Patients and methods
We conducted a nationwide population-based cohort study using medical databases and identified all patients in Denmark with a first-time hospitalization for stroke between 1 July 2004 and 31 December 2012 (N=100,043). Cox regression was used to compute adjusted hazard ratios as a measure of 30-day mortality rate ratios (MRRs) associated with bisphosphonate current use (prescription filled within 90 days prior to the stroke) or recent use (prescription filled in the 90–180 days prior to the stroke). Current use was further classified as new or long-term use.
Results
We found 51,982 patients with acute ischemic stroke (AIS), 11,779 with intracerebral hemorrhage (ICH), 4,528 with subarachnoid hemorrhage (SAH), and 31,754 with unspecified stroke. Absolute 30-day mortality risks were increased among current vs nonusers of bisphosphonates for AIS (11.9% vs 8.5%), ICH (43.2% vs 34.5%), SAH (40.3% vs 23.2%), and unspecified strokes (18.8% vs 14.0%). However, in adjusted analyses, current bisphosphonate use did not increase 30-day mortality from AIS (MRR, 0.87; 95% confidence interval [CI]: 0.75, 1.01); ICH (MRR, 1.05; 95% CI: 0.90, 1.23); SAH (MRR, 1.15; 95% CI: 0.83, 1.61); or unspecified stroke (MRR, 0.94; 95% CI: 0.81, 1.09).
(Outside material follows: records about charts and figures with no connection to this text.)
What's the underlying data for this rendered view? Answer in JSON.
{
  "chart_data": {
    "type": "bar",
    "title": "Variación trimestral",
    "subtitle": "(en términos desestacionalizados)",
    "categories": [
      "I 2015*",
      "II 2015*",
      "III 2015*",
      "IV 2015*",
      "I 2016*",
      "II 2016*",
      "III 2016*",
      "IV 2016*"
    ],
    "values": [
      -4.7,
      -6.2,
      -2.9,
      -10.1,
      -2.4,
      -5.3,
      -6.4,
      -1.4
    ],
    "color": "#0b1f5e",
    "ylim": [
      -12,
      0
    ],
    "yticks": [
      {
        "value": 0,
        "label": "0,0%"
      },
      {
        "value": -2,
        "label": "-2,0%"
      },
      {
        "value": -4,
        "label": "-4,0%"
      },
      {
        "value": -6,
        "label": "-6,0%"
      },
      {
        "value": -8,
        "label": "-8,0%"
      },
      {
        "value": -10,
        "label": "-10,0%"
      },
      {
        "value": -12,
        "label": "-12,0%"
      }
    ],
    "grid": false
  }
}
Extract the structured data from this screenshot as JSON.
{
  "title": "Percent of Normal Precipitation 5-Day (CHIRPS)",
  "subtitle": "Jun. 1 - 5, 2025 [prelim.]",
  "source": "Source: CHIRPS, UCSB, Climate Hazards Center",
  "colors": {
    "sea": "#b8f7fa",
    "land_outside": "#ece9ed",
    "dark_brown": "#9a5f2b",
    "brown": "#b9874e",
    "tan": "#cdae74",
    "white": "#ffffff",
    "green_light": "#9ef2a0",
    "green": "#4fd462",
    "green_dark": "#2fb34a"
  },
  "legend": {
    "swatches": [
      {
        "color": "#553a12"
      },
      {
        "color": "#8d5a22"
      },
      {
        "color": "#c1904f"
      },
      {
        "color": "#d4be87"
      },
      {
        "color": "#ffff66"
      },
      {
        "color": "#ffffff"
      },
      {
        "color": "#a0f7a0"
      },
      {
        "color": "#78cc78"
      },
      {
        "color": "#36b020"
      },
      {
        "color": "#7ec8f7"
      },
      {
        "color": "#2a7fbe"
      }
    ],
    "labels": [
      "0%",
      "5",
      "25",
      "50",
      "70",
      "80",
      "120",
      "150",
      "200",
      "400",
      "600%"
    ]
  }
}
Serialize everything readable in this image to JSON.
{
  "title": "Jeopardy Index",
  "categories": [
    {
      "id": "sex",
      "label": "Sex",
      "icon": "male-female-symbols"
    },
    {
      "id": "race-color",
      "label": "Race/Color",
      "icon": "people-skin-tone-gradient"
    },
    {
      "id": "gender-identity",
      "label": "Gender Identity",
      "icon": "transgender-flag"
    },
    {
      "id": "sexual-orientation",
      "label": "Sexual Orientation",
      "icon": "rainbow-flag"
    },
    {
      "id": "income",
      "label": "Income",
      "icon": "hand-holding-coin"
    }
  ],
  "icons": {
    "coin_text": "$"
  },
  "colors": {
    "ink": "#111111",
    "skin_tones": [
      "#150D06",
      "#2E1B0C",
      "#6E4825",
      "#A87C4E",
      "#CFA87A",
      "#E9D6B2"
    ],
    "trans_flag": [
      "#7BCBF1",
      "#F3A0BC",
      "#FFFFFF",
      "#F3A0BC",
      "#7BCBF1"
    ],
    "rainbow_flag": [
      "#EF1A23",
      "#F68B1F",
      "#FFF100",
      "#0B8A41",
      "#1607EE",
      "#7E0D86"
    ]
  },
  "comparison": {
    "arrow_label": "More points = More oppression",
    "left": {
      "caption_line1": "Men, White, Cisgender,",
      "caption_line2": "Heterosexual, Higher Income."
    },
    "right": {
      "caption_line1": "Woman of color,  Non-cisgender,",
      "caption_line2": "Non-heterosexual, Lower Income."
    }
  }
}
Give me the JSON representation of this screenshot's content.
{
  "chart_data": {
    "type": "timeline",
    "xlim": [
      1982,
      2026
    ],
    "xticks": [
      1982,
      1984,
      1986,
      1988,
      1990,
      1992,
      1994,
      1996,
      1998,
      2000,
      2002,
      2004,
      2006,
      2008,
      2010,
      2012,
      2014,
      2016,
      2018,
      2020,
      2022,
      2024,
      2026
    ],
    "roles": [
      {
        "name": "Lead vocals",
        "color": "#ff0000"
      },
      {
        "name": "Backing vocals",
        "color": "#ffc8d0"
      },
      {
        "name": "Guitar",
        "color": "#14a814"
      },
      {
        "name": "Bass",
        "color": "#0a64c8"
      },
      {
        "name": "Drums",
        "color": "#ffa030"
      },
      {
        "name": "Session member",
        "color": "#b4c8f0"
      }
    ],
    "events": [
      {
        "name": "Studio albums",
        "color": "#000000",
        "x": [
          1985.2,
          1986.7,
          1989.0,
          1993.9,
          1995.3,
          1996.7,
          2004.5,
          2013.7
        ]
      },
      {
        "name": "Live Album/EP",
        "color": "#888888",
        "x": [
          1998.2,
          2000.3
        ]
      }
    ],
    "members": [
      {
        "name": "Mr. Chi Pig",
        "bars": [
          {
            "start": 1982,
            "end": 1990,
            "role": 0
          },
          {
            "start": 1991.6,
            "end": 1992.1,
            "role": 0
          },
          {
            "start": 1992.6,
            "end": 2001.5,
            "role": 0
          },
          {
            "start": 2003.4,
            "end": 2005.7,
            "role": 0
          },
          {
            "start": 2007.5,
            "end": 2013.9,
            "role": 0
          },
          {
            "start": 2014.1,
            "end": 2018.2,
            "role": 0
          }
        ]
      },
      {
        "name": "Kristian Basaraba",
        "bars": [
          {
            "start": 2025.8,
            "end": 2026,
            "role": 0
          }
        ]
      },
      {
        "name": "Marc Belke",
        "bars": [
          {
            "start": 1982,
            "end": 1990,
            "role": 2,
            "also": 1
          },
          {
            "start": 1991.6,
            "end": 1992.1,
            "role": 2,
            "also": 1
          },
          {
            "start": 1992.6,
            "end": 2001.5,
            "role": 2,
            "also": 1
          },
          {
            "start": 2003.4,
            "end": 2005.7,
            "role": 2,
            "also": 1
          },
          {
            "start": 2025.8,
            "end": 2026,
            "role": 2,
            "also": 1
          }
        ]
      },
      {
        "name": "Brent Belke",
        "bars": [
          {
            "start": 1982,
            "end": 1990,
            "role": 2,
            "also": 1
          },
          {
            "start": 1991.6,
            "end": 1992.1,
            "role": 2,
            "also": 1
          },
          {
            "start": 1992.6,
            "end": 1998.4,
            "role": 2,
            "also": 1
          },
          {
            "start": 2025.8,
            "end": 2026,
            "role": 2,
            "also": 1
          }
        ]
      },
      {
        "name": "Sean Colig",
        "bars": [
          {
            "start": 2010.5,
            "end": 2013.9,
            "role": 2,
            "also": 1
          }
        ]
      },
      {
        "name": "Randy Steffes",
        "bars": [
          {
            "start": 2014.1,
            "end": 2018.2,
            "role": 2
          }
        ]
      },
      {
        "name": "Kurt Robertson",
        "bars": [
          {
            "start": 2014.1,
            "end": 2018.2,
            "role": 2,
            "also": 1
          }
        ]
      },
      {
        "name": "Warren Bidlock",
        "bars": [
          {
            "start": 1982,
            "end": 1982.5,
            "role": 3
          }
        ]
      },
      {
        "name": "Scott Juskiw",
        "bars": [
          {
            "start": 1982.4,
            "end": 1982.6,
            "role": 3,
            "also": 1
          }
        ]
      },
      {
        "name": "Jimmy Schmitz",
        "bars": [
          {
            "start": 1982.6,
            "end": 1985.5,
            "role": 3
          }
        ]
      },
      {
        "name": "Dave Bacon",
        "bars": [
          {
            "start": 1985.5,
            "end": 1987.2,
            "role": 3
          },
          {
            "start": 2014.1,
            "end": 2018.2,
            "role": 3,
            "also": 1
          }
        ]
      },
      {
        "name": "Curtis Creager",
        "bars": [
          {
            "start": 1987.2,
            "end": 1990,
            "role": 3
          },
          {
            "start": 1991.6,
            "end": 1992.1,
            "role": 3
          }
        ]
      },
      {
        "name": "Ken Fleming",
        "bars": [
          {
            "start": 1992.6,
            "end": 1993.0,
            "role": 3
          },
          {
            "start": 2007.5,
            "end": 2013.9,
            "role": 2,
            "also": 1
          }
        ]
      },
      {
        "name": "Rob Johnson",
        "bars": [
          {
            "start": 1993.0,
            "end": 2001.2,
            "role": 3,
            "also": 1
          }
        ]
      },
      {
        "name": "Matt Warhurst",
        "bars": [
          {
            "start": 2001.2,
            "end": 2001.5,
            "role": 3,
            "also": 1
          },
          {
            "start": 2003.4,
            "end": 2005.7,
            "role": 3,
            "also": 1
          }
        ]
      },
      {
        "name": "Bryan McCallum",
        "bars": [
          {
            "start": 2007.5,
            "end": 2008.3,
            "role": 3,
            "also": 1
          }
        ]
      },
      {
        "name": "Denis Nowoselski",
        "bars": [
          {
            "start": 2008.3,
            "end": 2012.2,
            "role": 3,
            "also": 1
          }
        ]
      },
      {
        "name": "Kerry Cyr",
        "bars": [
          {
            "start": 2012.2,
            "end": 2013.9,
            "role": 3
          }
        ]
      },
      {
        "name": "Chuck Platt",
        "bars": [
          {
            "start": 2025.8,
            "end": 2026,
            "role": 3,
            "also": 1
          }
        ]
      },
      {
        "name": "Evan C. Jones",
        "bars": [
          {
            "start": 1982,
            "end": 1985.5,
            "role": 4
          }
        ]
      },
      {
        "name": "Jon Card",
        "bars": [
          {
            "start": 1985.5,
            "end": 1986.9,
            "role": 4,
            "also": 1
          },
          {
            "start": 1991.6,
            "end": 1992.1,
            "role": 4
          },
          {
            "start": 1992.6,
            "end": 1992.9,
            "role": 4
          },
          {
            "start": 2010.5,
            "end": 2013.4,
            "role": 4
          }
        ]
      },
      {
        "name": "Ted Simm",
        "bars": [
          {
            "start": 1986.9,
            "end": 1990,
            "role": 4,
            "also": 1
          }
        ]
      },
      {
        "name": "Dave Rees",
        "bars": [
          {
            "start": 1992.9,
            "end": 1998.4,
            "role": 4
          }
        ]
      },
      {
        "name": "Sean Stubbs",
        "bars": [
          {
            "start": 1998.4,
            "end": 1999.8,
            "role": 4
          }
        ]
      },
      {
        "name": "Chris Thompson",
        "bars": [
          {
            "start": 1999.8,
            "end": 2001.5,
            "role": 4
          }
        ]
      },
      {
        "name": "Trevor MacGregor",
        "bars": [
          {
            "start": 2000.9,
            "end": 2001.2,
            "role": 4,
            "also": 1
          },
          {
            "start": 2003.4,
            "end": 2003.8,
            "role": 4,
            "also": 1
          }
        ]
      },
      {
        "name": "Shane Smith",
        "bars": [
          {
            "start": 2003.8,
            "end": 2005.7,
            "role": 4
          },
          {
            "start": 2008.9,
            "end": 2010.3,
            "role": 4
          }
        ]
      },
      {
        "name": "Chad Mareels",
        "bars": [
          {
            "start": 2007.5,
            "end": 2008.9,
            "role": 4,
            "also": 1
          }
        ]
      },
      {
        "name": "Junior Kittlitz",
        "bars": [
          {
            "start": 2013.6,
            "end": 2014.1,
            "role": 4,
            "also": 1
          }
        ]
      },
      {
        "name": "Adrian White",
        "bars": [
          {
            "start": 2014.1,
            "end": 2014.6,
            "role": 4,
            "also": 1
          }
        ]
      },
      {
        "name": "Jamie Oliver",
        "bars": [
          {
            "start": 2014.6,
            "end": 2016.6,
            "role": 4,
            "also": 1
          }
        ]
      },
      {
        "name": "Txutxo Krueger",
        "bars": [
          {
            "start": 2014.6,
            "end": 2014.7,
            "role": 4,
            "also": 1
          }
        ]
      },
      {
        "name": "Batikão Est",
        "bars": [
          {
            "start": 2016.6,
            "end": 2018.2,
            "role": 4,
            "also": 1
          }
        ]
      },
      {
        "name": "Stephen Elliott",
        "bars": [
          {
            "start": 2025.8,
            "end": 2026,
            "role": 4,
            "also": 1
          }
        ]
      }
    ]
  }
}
Likewise, no association with mortality was found for recent use. Adjusted analyses by type of bisphosphonate showed increased mortality following stroke among new users of etidronate (MRR, 1.40; 95% CI: 1.01, 1.93) and reduced mortality after AIS among current users of alendronate (MRR, 0.87; 95% CI: 0.74, 1.02).
Conclusion
We found no overall evidence that preadmission bisphosphonate use increases 30-day mortality following stroke.
Acknowledgments
The study was supported by the Clinical Epidemiology Research Foundation and the Memorial Foundation of machinery manufacturer Jochum Jensen and wife Mette Marie Jensen, née Poulsen. None of the funding sources had a role in the design, conduct, analysis, or reporting of the study.
Disclosure
BLL is a member of the advisory boards for Merck (MSD), Amgen, Lilly, and UCB. The other authors report no personal conflicts of interest in this work. The Department of Clinical Epidemiology and the Department of Endocrinology and Internal Medicine, Aarhus University Hospital, receive funding for other studies from companies in the form of research grants to (and administered by) Aarhus University. None of these studies have any relation to the present study.